Evitar o academicismo, aqui, não significa pobreza de ideias. Rodari cita, aqui e ali, Freud, Propp ou Vygotsky como auxiliares de sua linha de desenvolvimento de raciocínio ao longo do livro, mas sem tornar a leitura chata ou enfadonha. E, ainda que na segunda metade da obra, o seu caráter pedagógico vá ficando mais claro e mais presente, isso não diminui o prazer da leitura; apenas muda a sua angulação. Somente ao final, no capítulo “Fichas”, é que temos uma noção melhor dos autores por ele lidos, citados ou aludidos.
Durante a leitura de Gramática da Fantasia, vamos observando certas técnicas bastante úteis, como a fusão de fábulas, o uso de prefixos que “desestabilizam” os objetos, a criação de “binômios fantásticos” ou os diferentes modos de criar um mundo fantástico a partir das letras de uma palavra.
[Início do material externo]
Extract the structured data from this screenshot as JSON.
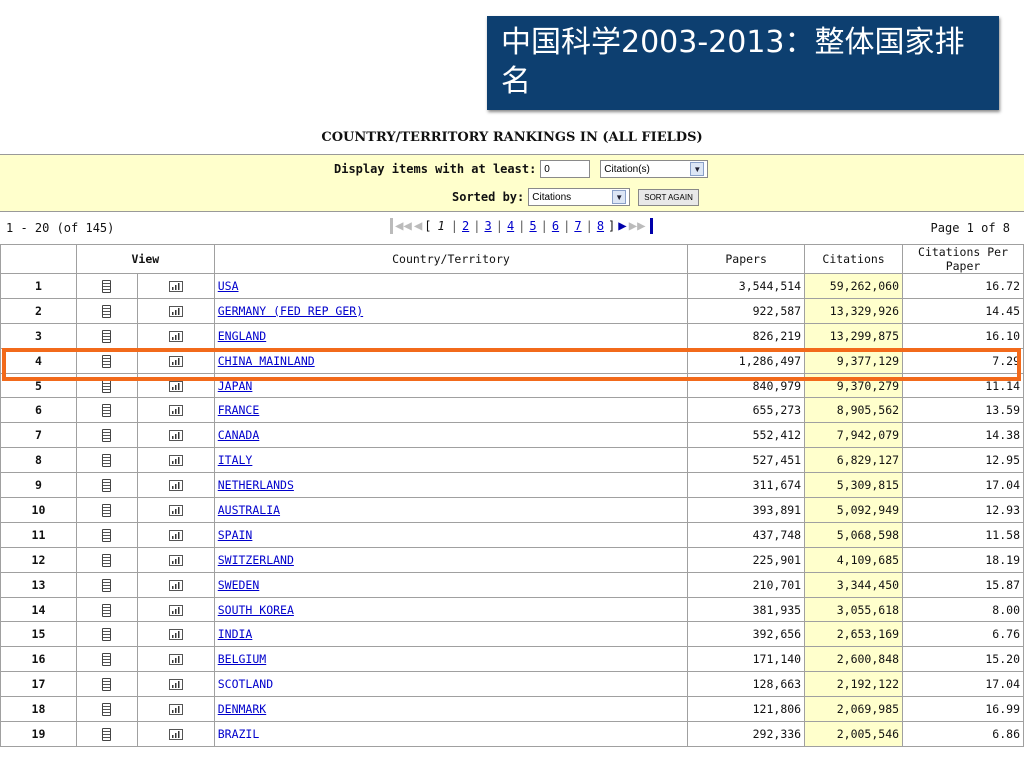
{
  "slide_title": "中国科学2003-2013：整体国家排名",
  "heading": "COUNTRY/TERRITORY RANKINGS IN (ALL FIELDS)",
  "filter": {
    "min_label": "Display items with at least:",
    "min_value": "0",
    "unit_selected": "Citation(s)",
    "sort_label": "Sorted by:",
    "sort_selected": "Citations",
    "sort_button": "SORT AGAIN"
  },
  "nav": {
    "range": "1 - 20 (of 145)",
    "current": "1",
    "pages": [
      "2",
      "3",
      "4",
      "5",
      "6",
      "7",
      "8"
    ],
    "page_of": "Page 1 of 8"
  },
  "columns": {
    "view": "View",
    "country": "Country/Territory",
    "papers": "Papers",
    "citations": "Citations",
    "cpp": "Citations Per Paper"
  },
  "rows": [
    {
      "rank": "1",
      "country": "USA",
      "papers": "3,544,514",
      "citations": "59,262,060",
      "cpp": "16.72"
    },
    {
      "rank": "2",
      "country": "GERMANY (FED REP GER)",
      "papers": "922,587",
      "citations": "13,329,926",
      "cpp": "14.45"
    },
    {
      "rank": "3",
      "country": "ENGLAND",
      "papers": "826,219",
      "citations": "13,299,875",
      "cpp": "16.10"
    },
    {
      "rank": "4",
      "country": "CHINA MAINLAND",
      "papers": "1,286,497",
      "citations": "9,377,129",
      "cpp": "7.29"
    },
    {
      "rank": "5",
      "country": "JAPAN",
      "papers": "840,979",
      "citations": "9,370,279",
      "cpp": "11.14"
    },
    {
      "rank": "6",
      "country": "FRANCE",
      "papers": "655,273",
      "citations": "8,905,562",
      "cpp": "13.59"
    },
    {
      "rank": "7",
      "country": "CANADA",
      "papers": "552,412",
      "citations": "7,942,079",
      "cpp": "14.38"
    },
    {
      "rank": "8",
      "country": "ITALY",
      "papers": "527,451",
      "citations": "6,829,127",
      "cpp": "12.95"
    },
    {
      "rank": "9",
      "country": "NETHERLANDS",
      "papers": "311,674",
      "citations": "5,309,815",
      "cpp": "17.04"
    },
    {
      "rank": "10",
      "country": "AUSTRALIA",
      "papers": "393,891",
      "citations": "5,092,949",
      "cpp": "12.93"
    },
    {
      "rank": "11",
      "country": "SPAIN",
      "papers": "437,748",
      "citations": "5,068,598",
      "cpp": "11.58"
    },
    {
      "rank": "12",
      "country": "SWITZERLAND",
      "papers": "225,901",
      "citations": "4,109,685",
      "cpp": "18.19"
    },
    {
      "rank": "13",
      "country": "SWEDEN",
      "papers": "210,701",
      "citations": "3,344,450",
      "cpp": "15.87"
    },
    {
      "rank": "14",
      "country": "SOUTH KOREA",
      "papers": "381,935",
      "citations": "3,055,618",
      "cpp": "8.00"
    },
    {
      "rank": "15",
      "country": "INDIA",
      "papers": "392,656",
      "citations": "2,653,169",
      "cpp": "6.76"
    },
    {
      "rank": "16",
      "country": "BELGIUM",
      "papers": "171,140",
      "citations": "2,600,848",
      "cpp": "15.20"
    },
    {
      "rank": "17",
      "country": "SCOTLAND",
      "papers": "128,663",
      "citations": "2,192,122",
      "cpp": "17.04"
    },
    {
      "rank": "18",
      "country": "DENMARK",
      "papers": "121,806",
      "citations": "2,069,985",
      "cpp": "16.99"
    },
    {
      "rank": "19",
      "country": "BRAZIL",
      "papers": "292,336",
      "citations": "2,005,546",
      "cpp": "6.86"
    }
  ],
  "colors": {
    "title_bg": "#0d3f70",
    "filter_bg": "#ffffcc",
    "highlight": "#f26a1b",
    "link": "#0000cc"
  }
}
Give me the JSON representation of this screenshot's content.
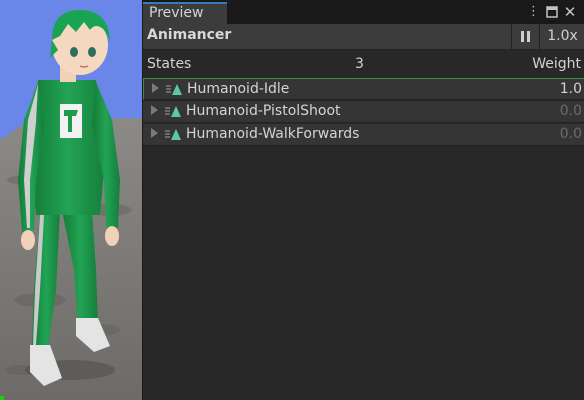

Ficará claro, para o leitor mais atento, que uma considerável gama de produtos culturais contemporâneos (entre quadrinhos, livros e filmes) parece ter algum tipo de “dívida criativa” com essa obra, ainda que possa ser também mera coincidência.
Rodari dedica algumas poucas linhas e um capítulo aos quadrinhos. Neste capítulo, sublinha as diferenças entre as formas audiovisuais (TV, cinema) e os quadrinhos: as primeiras tendem a mostrar o desenvolvimento de uma ação completa, enquanto os quadrinhos, por conta da sarjeta, são obrigados a mostrar apenas partes da ação, deixando à imaginação do leitor “completar” o restante da ação. Obviamente aqui não há nada de novo, que já não tinha sido dito por outros autores da área, mas gosto da seguinte frase do autor: “se o cinema é uma escrita, o quadrinho é uma estenografia, cujo texto precisa ser reconstruído” (p. 140).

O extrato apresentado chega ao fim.